Demikian mendalamnya wasiat Nabi kita Muhammad s.a.w. kepada Ibnu Abbas. Karena itu maka teranglah di dalam menghadapi sesuatu itu di mana kita jangan lupa kepada Allah s.w.t. moga-moga maksud kita yang baik disampaikan olehNya.

Kesimpulan:

1. Apabila kita bercita-cita tentang sesuatu dan berjuang untuk mencapai cita-cita itu, maka berusahalah dengan tekun dan sabar dengan tidak mdupakan Allah s.w.t. Dengan demikian Insya Allah cita-cita kita akan disampaikan olehNya. Adakalanya Tuhan memperkenankan apa yang kita cita-citakan, maka bahagialah kita. Dan adakala Allah tidak mengizinkan sesuatu yang kita cita-citakan itu karena tidak baik menu rut Allah s.w.t., maka tidak disampaikan cita-cita kita. Meskipun demikian berarti pada hakikatnya Allah telah memperkenankan juga maksud dan tujuan kita. Sebab getaran kehendak dalam menghadapi sesuatu itu telah diridhakan Allah, oleh karena sesuatu yang kita maksudkan itu tidak baik menurutNya.

2. Jangan sekali-kali kita berpegang kepada kepandaian kita, kepintaran dan daya kita, sebab semuanya ini adalah dari Allah s.w.t. Apabila semuanya ini telah tersangkut dalam hati kita, yakni kita tidak menyerahkan segala sesuatu itu kepada Allah, maka timbullah kemacetan di sana-sini dan sulitlah kita untuk mencapai cita-cita itu. Kalaupun disampaikan juga oleh Allah s.w.t., maka keberkatannya tidak ada. Badan kita letih pada menghasilkannya tetapi manfaatnya sangat sedikit ataupun tidak ada sama sekali.
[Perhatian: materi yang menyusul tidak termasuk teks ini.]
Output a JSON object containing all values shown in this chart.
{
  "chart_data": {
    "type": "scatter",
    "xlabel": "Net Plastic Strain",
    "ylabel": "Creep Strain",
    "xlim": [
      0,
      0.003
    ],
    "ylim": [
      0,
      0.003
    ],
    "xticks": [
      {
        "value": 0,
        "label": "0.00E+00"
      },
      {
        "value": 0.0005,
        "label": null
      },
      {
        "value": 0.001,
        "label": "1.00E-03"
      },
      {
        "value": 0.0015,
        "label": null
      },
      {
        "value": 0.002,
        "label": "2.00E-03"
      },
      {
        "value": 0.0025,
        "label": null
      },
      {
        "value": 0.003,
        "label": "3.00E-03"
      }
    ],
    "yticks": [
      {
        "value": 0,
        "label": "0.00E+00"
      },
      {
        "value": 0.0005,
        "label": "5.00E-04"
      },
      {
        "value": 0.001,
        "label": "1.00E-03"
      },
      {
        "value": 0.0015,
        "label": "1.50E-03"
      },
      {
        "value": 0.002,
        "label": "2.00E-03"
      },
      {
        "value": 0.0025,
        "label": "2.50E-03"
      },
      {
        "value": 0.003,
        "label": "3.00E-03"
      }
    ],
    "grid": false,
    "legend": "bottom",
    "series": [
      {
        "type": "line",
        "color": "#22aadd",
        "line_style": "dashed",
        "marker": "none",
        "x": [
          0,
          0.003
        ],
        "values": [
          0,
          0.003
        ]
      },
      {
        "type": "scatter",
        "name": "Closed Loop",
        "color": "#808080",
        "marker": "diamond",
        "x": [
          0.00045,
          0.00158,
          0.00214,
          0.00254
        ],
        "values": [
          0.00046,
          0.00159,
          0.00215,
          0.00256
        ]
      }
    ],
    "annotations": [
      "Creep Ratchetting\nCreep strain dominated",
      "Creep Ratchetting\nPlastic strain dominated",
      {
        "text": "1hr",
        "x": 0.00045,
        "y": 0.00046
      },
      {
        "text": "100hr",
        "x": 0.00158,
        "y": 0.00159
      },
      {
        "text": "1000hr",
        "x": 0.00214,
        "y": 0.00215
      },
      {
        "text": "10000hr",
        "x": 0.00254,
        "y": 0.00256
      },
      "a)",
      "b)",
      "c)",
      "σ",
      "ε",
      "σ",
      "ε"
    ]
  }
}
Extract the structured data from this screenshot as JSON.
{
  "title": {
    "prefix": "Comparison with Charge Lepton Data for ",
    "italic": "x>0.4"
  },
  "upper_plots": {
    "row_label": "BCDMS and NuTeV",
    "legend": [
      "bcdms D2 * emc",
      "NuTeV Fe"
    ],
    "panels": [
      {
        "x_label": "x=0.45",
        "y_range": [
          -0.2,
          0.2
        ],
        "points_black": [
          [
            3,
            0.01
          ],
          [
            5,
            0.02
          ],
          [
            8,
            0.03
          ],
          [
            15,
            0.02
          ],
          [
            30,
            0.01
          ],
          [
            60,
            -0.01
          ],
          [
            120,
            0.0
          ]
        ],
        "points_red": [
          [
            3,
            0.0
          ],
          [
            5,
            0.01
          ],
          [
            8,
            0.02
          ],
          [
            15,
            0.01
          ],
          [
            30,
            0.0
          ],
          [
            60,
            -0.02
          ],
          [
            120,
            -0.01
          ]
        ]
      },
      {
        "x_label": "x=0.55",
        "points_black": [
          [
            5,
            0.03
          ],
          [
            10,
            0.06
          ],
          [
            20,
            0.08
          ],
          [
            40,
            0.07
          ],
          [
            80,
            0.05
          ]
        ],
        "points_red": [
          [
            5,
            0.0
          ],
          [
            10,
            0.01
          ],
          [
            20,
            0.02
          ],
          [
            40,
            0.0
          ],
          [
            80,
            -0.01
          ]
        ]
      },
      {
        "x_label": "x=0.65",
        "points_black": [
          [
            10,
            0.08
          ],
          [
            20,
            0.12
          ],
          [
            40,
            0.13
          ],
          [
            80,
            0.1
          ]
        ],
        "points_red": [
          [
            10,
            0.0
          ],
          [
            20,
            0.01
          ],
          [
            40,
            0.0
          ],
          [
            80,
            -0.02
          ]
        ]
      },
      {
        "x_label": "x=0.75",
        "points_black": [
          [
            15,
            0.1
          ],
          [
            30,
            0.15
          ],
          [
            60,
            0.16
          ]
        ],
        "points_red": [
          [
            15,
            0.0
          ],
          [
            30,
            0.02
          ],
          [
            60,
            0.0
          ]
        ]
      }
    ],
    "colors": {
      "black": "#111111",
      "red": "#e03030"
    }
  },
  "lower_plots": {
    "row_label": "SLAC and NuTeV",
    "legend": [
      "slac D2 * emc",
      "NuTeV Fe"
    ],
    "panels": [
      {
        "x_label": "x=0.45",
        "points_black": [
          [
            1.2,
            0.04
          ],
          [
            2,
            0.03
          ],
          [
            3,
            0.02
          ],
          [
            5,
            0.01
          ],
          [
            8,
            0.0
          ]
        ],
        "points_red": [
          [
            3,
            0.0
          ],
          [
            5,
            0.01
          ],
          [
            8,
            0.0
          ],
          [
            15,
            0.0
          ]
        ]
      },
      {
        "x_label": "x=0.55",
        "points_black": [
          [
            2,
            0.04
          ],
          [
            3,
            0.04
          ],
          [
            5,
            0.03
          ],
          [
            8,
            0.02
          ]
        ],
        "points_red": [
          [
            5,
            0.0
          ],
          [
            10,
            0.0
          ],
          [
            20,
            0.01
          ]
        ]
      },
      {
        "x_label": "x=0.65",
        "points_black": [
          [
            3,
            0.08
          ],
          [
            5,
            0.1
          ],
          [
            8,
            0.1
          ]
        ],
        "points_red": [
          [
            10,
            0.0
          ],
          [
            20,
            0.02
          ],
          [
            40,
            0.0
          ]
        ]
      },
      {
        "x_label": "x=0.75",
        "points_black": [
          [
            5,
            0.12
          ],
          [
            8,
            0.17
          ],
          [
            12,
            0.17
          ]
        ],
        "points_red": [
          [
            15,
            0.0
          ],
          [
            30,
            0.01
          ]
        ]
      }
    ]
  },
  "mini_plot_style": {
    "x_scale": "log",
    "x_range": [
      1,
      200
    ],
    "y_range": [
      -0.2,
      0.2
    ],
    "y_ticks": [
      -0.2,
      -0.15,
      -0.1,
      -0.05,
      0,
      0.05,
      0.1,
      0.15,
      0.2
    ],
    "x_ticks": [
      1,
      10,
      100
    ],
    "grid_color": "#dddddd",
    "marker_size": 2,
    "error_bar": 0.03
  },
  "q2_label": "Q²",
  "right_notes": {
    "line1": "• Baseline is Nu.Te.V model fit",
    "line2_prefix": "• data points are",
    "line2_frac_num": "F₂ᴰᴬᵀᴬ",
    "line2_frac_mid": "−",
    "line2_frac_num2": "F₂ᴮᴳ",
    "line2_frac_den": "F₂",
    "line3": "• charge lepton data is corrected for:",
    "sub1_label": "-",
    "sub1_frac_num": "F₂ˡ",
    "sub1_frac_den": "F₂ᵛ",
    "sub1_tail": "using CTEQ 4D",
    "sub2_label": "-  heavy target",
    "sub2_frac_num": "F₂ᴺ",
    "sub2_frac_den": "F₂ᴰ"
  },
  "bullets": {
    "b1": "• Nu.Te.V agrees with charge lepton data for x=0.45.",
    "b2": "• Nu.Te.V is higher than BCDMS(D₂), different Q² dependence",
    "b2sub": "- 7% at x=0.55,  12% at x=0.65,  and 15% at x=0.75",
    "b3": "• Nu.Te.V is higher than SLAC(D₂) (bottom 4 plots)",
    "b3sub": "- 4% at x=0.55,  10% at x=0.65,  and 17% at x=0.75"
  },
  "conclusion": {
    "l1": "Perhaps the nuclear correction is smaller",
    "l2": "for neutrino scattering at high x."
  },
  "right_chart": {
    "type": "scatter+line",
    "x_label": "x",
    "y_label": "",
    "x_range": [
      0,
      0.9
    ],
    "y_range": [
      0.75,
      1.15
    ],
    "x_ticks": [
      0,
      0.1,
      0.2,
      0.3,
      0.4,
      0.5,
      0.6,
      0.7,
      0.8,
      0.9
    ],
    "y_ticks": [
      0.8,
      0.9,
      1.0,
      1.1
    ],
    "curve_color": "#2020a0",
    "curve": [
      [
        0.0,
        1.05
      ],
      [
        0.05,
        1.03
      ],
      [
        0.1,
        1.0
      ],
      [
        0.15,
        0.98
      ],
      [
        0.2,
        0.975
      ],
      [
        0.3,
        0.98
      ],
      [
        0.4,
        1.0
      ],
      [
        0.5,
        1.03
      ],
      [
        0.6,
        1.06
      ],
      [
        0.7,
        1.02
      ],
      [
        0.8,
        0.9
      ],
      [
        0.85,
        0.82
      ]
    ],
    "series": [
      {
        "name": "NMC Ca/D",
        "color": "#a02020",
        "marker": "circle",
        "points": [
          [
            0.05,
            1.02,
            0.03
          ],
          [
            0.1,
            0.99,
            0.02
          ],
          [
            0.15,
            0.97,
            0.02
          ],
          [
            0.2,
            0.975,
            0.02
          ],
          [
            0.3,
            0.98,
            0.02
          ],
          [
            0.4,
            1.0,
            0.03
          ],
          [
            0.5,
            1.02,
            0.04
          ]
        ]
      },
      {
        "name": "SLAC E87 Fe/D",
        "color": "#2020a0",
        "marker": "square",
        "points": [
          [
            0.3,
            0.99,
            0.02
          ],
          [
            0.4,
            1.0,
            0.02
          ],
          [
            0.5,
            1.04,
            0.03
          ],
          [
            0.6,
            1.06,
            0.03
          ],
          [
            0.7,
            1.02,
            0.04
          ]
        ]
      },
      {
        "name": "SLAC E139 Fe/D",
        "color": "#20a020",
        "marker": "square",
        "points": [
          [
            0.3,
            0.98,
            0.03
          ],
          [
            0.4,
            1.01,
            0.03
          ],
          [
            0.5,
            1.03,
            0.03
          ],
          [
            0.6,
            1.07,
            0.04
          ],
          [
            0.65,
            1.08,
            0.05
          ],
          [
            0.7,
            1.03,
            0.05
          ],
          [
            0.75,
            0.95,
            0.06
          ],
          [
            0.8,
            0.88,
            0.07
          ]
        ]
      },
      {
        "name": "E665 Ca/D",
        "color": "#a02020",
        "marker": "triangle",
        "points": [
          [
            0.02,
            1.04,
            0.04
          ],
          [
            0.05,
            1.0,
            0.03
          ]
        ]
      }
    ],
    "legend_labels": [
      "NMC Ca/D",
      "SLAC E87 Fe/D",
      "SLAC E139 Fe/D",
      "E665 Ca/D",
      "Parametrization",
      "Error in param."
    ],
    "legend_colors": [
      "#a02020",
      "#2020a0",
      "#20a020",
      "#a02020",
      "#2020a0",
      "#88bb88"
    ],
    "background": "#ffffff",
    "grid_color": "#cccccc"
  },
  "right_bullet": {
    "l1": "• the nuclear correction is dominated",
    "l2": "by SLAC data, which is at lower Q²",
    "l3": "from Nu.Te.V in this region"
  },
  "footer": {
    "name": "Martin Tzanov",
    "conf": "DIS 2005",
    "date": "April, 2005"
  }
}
Oleh karena itu jangan lupa berdoa kepada Allah s.w.t. seperti tersebut dalam firmanNya dalam Al-Quran:

"Katakanlah: Hai Tuhanku! Masukkanlah aku pada tempat yang benar dan keluarkanlah aku pada tempat yang benar pula. Jadikanlah bagiku dari sisiMu kekuasaan yang dapat memberikan pertolongan." (Al-Isra': 80)

Bacalah doa ini dalam menghadapi sesuatu demi berhasilnya maksud dan cita-cita kita disampaikan Allah s.w.t. Dan mudah-mudahan pula ajaran Kalam Hikmah ini akan menjadi kompas dan pedoman kita dalam hidup dan kehidupan kita di dunia ini.